Gli Arctic Monkeys si possono tranquillamente annoverare tra i migliori, se non il migliore, gruppo rock inglese (nell'accezione più ampia del termine...) comparso sulla scena dall'inizio di questo terzo millennio.

La viva speranza che la loro ancora giovanissima età (23 anni di media...) possa portarli ancora molto molto lontano, dobbiamo (o forse devo?) ammettere che ci rincuora.

Da gruppo indie-rock, sfrontato ma anche simpatico perchè un po' sgangerato, a rock band in ascesa: è questa l'impressione prevalente che ha avuto chi ha assistito alla data al Palasharp.

La cara e vecchia sacrosanta gavetta di concerti in lungo e largo, gli anni intensi che li separano dal loro debutto, e manifestatamene la collaborazione produttiva con il quasi-mostro sacro Josh Homme per l'opus “Humbug“ del 2009, ci restituiscono un gruppo evoluto in sede live.

La conferma ci viene da una strumentazione più variegata e mirata, più effetti, più solidità sia ritmica che apprezzabile fantasia d'improvvisazione.
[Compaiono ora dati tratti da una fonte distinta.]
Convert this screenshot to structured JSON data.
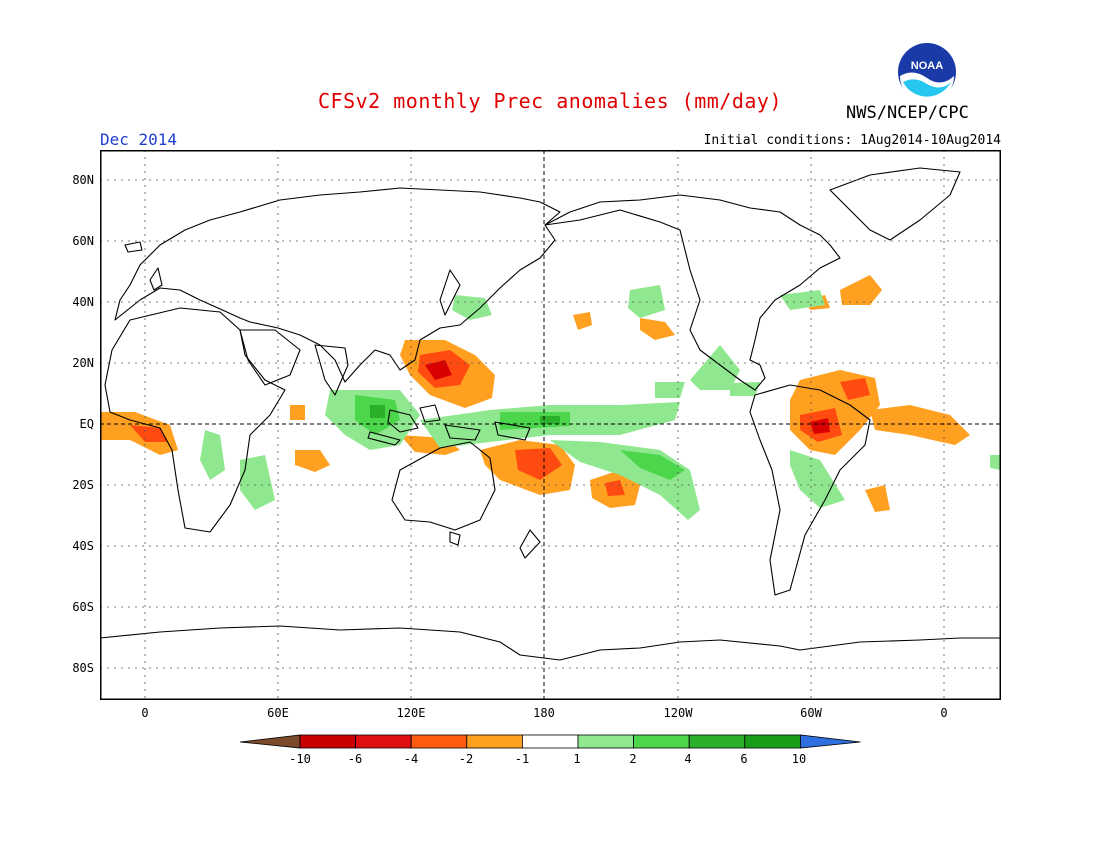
{
  "header": {
    "title": "CFSv2 monthly Prec anomalies (mm/day)",
    "organization": "NWS/NCEP/CPC",
    "month": "Dec 2014",
    "initial_conditions": "Initial conditions: 1Aug2014-10Aug2014",
    "logo_text": "NOAA"
  },
  "map": {
    "projection": "cylindrical-equidistant",
    "lat_labels": [
      "80N",
      "60N",
      "40N",
      "20N",
      "EQ",
      "20S",
      "40S",
      "60S",
      "80S"
    ],
    "lon_labels": [
      "0",
      "60E",
      "120E",
      "180",
      "120W",
      "60W",
      "0"
    ],
    "grid": true,
    "reference_lines": [
      "equator",
      "dateline"
    ]
  },
  "colorbar": {
    "labels": [
      "-10",
      "-6",
      "-4",
      "-2",
      "-1",
      "1",
      "2",
      "4",
      "6",
      "10"
    ],
    "colors": [
      "#7a4a2a",
      "#c80000",
      "#e01010",
      "#ff5a10",
      "#ffa020",
      "#ffffff",
      "#8fe88f",
      "#4cd64c",
      "#2bb02b",
      "#1a9e1a",
      "#2f6fe0"
    ]
  }
}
Gli Arctic adesso suonano più rock, più duri e più compassati. Se non fosse che la loro caratteristica urgenza del post-punk, ne esce ancora più rafforzata, tanto che la causa-effetto pogo durante l'esibizione non ha niente da invidiare ai più assatanati concerti hardcore o metal.

La scaletta dei pezzi comprende molti dei successi del gruppo di Sheffield, anche se dobbiamo dire con dispiacere che alcuni classici imperdibili non sono stati proposti, come per esempio Dancing Shoes, Balaclava, Teddy Picker e Perhaps vampires is a bit strong but... .
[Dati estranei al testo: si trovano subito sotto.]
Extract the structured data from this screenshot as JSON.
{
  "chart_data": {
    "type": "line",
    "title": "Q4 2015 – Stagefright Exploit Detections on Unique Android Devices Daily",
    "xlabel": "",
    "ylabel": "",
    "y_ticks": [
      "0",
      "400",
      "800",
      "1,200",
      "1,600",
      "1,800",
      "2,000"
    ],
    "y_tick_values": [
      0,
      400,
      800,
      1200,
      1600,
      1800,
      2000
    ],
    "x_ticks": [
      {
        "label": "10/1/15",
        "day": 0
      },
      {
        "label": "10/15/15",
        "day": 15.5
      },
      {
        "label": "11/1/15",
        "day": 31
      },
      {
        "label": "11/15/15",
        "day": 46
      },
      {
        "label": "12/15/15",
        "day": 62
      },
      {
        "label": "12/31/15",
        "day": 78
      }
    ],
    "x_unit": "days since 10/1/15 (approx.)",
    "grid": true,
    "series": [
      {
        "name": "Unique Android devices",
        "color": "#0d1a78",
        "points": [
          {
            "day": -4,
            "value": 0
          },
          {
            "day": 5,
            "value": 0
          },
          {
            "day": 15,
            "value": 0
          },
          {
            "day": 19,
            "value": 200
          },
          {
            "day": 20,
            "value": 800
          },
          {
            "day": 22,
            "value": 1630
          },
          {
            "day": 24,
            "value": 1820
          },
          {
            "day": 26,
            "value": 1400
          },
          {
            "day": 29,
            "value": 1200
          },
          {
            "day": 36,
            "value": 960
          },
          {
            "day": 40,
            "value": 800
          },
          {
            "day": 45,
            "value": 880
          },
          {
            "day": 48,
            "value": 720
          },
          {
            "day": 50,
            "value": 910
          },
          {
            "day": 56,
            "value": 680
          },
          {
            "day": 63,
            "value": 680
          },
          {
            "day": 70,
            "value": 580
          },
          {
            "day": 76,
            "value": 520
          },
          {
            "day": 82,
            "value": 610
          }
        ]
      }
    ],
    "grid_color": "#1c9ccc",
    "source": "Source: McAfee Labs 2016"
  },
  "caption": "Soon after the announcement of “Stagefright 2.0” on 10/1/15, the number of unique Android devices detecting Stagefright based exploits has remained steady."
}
La performance è stata comunque di alto livello, con un gruppo in forma, tutti ispirati (trasognato Alex Turner alla voce...) e insomma molto bravi. Difficile resistere alle melodie so british  che il terzetto inglese ora sussura, oppure ci canta con passione e trasporto. Peccato davvero per il sound penalizzato da un pessimo impianto, più che all'acustica del Palasharp da cui certo non ci si può aspettare chissà cosa essendo un palazzetto dello sport. Gli altoparlanti restituivano un sound piuttosto alterato, con una gestione dei bassi assolutamente innaturale, pompata verrebbe da dire. Davvero peccato.
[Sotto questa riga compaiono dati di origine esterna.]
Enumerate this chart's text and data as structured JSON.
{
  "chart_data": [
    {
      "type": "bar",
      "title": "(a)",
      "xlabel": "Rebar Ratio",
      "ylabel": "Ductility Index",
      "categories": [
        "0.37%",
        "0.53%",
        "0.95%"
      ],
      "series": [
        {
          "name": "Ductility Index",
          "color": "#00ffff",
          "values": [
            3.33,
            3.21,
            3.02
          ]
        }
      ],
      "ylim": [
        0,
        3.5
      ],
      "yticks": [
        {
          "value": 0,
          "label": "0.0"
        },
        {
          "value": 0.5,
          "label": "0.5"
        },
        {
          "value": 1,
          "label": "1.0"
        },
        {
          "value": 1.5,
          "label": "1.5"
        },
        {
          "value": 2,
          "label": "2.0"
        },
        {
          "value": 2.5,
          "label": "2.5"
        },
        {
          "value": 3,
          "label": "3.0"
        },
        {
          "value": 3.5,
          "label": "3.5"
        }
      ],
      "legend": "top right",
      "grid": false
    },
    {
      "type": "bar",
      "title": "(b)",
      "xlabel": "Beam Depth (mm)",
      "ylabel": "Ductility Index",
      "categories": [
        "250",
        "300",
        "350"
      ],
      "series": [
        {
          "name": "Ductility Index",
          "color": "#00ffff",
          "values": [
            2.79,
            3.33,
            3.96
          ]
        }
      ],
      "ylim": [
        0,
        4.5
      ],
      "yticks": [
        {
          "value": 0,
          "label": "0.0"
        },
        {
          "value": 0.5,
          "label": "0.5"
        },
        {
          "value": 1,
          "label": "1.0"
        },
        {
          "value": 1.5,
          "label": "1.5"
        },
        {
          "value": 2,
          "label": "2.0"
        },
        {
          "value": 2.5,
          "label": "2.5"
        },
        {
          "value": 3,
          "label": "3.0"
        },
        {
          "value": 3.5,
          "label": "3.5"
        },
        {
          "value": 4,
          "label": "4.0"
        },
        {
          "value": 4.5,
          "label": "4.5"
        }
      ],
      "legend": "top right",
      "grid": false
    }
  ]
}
I presenti, circa ottomila persone, discretamente eterogenei, andavano dai teenager al battesimo del fuoco per il rock, ad altri più abituati al sudore e le spinte. Forse un pubblico non sempre presente, cui parziale scusante la (ahime...) solita aplomb d'oltremanica dei gruppi inglesi, un po' troppo sostenuti, abbottonati e linguisticamente incomprensibili.

Se si deve muovere qualche critica, certo un concerto di appena poco più l'ora e mezzo, ci sembra un po' poco per un gruppo non propriamente mainstream che fa pagare fior di euri le loro esibizioni.

Per dovizia di particolari ad aprire il set c'erano i Mistery Jets, che purtroppo chi scrive non ha potuto assistere dall'inizio.

Per concludere quindi un grande concerto, di un gruppo che ormai è più di una promessa del rock mondiale, una realtà speranzosa che ci stupirà ancora negli anni a venire.